To know food is to move beyond myopic buying of food with little thought of its origin: the people involved in its growing, the weather that supports its growth, the community of production, or the sources of its growth—soil, water. To know food is to step beyond a big-box grocery store existence to life of creation.
This desecration eliminates harmony within the landscape. In part, the dearth of harmony comes from a food system that says there is a “right” way of eating. The system cares little if one is a meateater, vegan, or vegetarian, what matters most is that folk believe their way of eating is correct. Such thinking keeps a food conversation of justice at bay, and folk looking at one another believing they could do better. When a friend posted Beefing Up Justice on their Facebook page they commented, “Thank you…for the sacred work you do. And for providing ‘happy meat’ for those of us who just can’t quite commit 100% to the vegetarian way of life.” Obviously, the response made my day. Here is a meateater giving serious thought to becoming vegetarian, who has not fully embrace that way of eating, but is trying to live well in the transformation. Soon thereafter, someone responded to my friends posting saying, “I believe you will be able to give up killing to eat one day. I have faith in you!”
Both my friend and the responder gave faithful responses. Yet, I’d like to ponder the latter response.
I understand the want to give up killing. I figure few of us want to kill. However, only in our modern non-agriculture society might one convince themselves they can eat without killing. This idea of eating without killing is exactly the dream the existing food system would have us believe. Such a dream has eaters of food looking at one another, commenting rather than conversing on what they could do better (rather than self), rather than considering the organized food system which has formed their big-box meateating, vegetarian, vegan mindset in the first place.
A conversation of eating must begin with the current reality of life being rooted in death. One can no more eat a vegan or vegetarian diet without killing than a meateater—creation dying due to a vegan or vegetarian diet, may look different from that of the meateater diet, but it is death all the same. The idea that regardless of how one eats they cause death may be hard to accept, but once accepted, their eating moves from the innocuous to the spiritual. Eating becomes a spiritual practice.

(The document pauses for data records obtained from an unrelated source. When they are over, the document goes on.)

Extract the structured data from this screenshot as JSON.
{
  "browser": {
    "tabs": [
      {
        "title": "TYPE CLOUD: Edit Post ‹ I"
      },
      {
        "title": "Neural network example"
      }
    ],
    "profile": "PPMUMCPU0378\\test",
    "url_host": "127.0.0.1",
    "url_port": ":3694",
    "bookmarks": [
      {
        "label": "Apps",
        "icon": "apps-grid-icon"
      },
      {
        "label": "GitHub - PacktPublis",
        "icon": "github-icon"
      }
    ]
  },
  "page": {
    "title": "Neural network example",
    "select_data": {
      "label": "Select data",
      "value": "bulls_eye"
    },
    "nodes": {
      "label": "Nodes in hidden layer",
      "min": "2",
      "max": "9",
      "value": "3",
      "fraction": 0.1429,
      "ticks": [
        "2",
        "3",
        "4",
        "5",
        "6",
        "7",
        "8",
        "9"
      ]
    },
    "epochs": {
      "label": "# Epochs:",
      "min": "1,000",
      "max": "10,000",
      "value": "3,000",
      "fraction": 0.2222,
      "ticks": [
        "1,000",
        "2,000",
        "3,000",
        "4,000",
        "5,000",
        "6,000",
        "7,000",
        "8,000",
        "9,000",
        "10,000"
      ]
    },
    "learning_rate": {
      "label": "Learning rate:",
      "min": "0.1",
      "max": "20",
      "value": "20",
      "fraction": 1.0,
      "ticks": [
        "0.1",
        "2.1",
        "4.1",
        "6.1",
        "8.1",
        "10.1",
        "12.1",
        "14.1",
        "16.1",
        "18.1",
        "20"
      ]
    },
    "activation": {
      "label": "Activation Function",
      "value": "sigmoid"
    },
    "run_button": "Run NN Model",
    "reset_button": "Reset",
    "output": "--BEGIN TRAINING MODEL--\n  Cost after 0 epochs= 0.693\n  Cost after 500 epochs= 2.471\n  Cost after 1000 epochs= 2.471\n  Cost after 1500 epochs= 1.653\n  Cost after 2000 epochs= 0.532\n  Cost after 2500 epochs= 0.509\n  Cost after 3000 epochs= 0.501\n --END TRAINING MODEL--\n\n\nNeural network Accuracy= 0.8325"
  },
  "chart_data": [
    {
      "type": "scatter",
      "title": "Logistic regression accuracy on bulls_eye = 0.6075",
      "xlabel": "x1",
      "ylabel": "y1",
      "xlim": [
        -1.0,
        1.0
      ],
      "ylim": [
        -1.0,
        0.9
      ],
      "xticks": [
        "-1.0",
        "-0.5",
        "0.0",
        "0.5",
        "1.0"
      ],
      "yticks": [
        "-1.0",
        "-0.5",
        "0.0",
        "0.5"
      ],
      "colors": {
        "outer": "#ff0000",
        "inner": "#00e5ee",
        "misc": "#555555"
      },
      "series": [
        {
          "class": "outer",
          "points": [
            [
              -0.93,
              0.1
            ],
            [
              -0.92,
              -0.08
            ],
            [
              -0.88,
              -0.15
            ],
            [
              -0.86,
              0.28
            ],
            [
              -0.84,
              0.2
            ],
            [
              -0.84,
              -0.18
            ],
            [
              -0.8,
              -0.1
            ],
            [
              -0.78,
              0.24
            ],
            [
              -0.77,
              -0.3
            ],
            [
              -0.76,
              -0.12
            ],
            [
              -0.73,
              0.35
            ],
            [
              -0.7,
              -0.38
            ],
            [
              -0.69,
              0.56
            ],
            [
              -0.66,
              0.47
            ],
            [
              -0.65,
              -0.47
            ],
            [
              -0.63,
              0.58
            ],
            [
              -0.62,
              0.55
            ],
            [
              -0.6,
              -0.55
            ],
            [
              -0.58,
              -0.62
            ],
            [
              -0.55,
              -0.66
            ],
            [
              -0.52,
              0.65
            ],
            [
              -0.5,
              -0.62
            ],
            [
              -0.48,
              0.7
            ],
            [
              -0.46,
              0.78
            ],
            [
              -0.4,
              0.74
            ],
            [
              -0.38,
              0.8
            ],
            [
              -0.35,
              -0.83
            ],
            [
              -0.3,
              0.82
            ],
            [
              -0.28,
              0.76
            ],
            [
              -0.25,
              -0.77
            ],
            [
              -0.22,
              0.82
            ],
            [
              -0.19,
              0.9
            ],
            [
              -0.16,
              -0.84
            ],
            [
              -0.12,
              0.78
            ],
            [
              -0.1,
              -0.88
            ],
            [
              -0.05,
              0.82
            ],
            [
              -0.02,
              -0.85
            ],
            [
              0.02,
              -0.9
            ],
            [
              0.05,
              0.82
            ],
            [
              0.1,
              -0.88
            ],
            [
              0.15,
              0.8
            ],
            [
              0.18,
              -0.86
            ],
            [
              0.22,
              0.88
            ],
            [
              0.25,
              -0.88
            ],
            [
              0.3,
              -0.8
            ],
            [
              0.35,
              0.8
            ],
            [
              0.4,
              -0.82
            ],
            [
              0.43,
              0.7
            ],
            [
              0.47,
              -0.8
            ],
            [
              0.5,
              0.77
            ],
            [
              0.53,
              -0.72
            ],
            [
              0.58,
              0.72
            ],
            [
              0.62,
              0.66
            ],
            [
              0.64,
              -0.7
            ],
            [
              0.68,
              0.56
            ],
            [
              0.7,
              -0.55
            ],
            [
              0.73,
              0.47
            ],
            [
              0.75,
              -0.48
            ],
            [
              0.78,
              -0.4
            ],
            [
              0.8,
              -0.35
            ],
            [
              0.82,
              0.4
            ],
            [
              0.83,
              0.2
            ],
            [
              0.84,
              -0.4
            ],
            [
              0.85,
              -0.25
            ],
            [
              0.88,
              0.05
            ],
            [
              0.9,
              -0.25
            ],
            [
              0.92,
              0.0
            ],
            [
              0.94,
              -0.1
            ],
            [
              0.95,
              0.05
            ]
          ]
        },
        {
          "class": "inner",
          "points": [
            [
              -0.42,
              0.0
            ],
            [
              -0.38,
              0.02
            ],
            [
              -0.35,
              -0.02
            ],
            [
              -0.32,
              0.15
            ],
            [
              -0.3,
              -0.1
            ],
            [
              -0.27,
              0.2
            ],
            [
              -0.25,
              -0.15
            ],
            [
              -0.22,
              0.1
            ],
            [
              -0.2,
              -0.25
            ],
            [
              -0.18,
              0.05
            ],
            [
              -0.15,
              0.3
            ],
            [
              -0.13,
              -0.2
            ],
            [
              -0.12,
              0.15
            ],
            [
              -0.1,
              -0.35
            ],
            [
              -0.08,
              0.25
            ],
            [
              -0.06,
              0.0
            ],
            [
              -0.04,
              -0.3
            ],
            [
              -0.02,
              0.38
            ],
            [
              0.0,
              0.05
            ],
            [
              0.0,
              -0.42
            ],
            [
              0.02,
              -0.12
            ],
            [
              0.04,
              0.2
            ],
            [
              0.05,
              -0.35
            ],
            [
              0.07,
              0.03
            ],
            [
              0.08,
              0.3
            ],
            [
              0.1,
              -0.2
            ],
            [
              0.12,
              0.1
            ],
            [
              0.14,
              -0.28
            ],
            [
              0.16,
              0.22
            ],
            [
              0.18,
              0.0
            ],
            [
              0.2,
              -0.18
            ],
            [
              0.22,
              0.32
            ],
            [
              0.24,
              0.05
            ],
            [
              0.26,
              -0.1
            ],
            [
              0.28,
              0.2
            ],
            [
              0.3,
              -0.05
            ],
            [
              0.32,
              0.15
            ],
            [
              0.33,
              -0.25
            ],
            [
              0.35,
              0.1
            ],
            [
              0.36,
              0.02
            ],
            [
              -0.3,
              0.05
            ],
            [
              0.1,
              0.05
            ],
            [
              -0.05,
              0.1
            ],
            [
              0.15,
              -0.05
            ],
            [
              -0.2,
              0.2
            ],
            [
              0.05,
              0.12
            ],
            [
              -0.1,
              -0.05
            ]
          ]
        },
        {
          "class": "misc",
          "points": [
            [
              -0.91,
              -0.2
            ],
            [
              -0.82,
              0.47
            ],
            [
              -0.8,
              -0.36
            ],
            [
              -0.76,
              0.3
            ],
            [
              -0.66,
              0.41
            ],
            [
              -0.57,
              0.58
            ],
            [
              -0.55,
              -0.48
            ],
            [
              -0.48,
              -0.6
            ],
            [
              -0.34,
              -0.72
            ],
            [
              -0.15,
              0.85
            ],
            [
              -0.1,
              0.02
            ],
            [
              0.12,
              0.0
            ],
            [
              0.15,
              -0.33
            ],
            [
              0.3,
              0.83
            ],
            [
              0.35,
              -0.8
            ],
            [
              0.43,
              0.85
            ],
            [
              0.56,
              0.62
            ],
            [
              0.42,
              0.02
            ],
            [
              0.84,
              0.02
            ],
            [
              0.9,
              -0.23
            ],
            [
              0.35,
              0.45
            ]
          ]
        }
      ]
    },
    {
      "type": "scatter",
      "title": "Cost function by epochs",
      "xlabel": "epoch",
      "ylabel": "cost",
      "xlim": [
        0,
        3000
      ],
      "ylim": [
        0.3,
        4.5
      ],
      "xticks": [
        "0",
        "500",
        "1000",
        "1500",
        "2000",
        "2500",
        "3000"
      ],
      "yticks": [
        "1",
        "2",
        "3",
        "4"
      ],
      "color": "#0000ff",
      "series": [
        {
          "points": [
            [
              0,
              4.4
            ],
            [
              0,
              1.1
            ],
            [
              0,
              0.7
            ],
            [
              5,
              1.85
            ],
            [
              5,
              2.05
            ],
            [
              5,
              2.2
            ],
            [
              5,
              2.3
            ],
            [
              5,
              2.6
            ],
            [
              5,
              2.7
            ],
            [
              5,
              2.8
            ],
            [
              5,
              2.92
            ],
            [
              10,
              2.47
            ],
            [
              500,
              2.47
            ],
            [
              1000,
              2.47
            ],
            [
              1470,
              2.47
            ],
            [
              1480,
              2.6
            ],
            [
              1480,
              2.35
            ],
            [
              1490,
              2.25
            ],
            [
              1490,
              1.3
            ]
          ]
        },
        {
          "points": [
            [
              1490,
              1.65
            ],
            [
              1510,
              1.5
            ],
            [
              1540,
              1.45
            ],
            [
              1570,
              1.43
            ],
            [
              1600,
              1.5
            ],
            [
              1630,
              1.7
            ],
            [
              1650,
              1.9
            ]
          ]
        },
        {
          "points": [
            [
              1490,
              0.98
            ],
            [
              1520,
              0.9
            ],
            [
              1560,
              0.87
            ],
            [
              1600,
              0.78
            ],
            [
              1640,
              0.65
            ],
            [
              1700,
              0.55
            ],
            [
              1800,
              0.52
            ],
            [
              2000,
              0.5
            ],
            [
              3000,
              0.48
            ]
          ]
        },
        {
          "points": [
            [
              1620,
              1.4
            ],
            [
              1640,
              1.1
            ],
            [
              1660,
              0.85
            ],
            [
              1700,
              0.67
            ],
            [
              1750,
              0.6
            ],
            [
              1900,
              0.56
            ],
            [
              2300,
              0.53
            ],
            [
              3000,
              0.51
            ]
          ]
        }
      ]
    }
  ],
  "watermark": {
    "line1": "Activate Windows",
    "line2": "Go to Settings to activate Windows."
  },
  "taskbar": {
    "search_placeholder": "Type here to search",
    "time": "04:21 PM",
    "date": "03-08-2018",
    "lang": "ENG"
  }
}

Of course eating is the backend of food as a spiritual practice. The fullness of the non-farmed rural landscape knows the fullness of creation and her animals, rabbits and quail, gophers and voles, crickets and beetles, ants and earthworms, cicadas and frogs. Tilling, of any kind (for any type of diet), for wheat, emmer, spelt, oats, raisins, oranges, apples, nuts, or olives, means created life is lost. Therefore, good care and good practice begins the moment one turns the soil. Therefore, it is essential for folk—tiller to eater—to come together and talk and converse about their food. The moment folk leave behind their sureness of my way of eating is correct and begin a conversation of life and food, the harmonic spiritual landscape begins to break through.
Knowing eating as spiritual practice allows us to know life and death in the plate of food before us. From the tilling of the land, to seeding and watering, to harvesting and buying, to preparation, the plate reflects reverence of creation. Which is why saying grace at the table means everything. For in that bowed moment, folk honor creation by speaking and remembering life has been given so life might be lived. That is a practice of reverence, of honor, and of spirit.